The excitement of having access to newly refurbished courts resonates with athletes on both teams, especially considering that last season there was a strong possibility that the courts would be replaced with another building.
“Last semester, I heard a lot of conversations about them wanting to build a library over here,” senior Yana Mavrina said. “So we were not supposed to have these courts. Once I found out that they were going to keep the courts, I was like, that is great because we don’t have to waste time driving 30 minutes to play on another court. Every minute is valuable, especially [because] we have four seniors on the team this year.”
As recently as last season, the men’s and women’s tennis teams struggled to accommodate all of the athletes on the four courts while training.
“We practice at the same time from 2 p.m. to 5 p.m., and having only four courts was not comfortable because we have 10 girls and eight guys, so it would be really hard for us,” Mavrina said.

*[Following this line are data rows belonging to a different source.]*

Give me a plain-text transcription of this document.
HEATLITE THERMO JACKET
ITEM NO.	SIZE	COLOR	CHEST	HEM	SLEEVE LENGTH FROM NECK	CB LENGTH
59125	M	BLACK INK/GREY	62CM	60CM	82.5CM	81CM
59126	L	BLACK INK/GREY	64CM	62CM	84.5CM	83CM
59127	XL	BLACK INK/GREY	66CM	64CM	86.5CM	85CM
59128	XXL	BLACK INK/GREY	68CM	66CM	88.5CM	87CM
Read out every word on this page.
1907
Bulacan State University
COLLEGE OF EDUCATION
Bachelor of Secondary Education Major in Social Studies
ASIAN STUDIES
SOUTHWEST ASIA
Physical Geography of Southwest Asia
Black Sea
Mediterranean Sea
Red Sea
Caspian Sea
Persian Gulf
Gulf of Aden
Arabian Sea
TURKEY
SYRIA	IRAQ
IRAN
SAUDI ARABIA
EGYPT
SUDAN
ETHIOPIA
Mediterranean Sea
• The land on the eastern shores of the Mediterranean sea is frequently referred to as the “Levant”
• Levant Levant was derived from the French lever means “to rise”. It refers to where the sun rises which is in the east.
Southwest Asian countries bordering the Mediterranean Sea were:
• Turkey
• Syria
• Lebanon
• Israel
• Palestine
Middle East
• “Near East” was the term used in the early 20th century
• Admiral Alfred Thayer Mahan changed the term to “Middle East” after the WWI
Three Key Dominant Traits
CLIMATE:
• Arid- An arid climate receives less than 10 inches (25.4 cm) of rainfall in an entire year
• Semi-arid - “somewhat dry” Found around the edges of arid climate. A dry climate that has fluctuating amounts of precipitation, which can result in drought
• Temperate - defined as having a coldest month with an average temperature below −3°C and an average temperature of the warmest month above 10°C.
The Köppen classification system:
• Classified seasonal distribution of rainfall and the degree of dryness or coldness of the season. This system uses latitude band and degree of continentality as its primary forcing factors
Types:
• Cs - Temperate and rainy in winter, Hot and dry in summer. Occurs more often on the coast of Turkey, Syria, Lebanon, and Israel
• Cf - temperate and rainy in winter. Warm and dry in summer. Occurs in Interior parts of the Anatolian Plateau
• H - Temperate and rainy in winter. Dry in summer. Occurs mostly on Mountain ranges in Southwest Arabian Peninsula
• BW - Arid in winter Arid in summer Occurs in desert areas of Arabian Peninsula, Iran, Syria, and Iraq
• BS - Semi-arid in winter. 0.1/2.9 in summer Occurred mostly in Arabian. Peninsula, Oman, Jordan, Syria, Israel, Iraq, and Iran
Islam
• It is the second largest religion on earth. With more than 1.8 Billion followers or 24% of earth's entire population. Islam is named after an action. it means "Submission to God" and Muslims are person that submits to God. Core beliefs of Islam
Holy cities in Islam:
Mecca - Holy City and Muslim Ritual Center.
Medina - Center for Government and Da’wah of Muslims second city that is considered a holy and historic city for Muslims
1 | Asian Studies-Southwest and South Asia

“Before, it was harder to play with only four courts when you [are supposed to have six courts for] six singles matches,” Breland said. “So it was always harder when you have four courts because two people would always have to sit out, which would take the matches a lot longer to get going, because they had to wait for whoever finished first. We had to squeeze somebody in on the side or in the corner somewhere on the court. We didn’t really have enough space to practice for our singles matches.”
Once the final decision was made to keep the courts, school officials began repairing the courts when school resumed for the fall semester.
“I think Temple realized that we needed them in order to compete with the other teams in the conference,” Mauro said. “We needed to have six playable courts. The back two courts needed to be resurfaced because they had a lot of cracks throughout the courts. They repaired all the cracks and resurfaced it.”
Since the quality of the courts have improved, players who played at the fifth and sixth flights will no longer have to wait for a court to play on during matches.
“I am really excited because I get to play with everyone now and hear the cheers from the crowd,” sophomore Sam Rundle said.
Breland said she believes the new courts symbolizes a new start and will open an array of opportunities for the teams that were not available in the past.
“I feel like now that we have the two new courts, all the new courts, we can probably start hosting a lot more matches,” Breland said.
In addition to the six renovated tennis courts, Mauro said the tennis teams will also use another court this season, which was used for roller hockey last year.
The women’s team will make their fall season debut this weekend in the Cissie Leary Invitational at the University of Pennsylvania.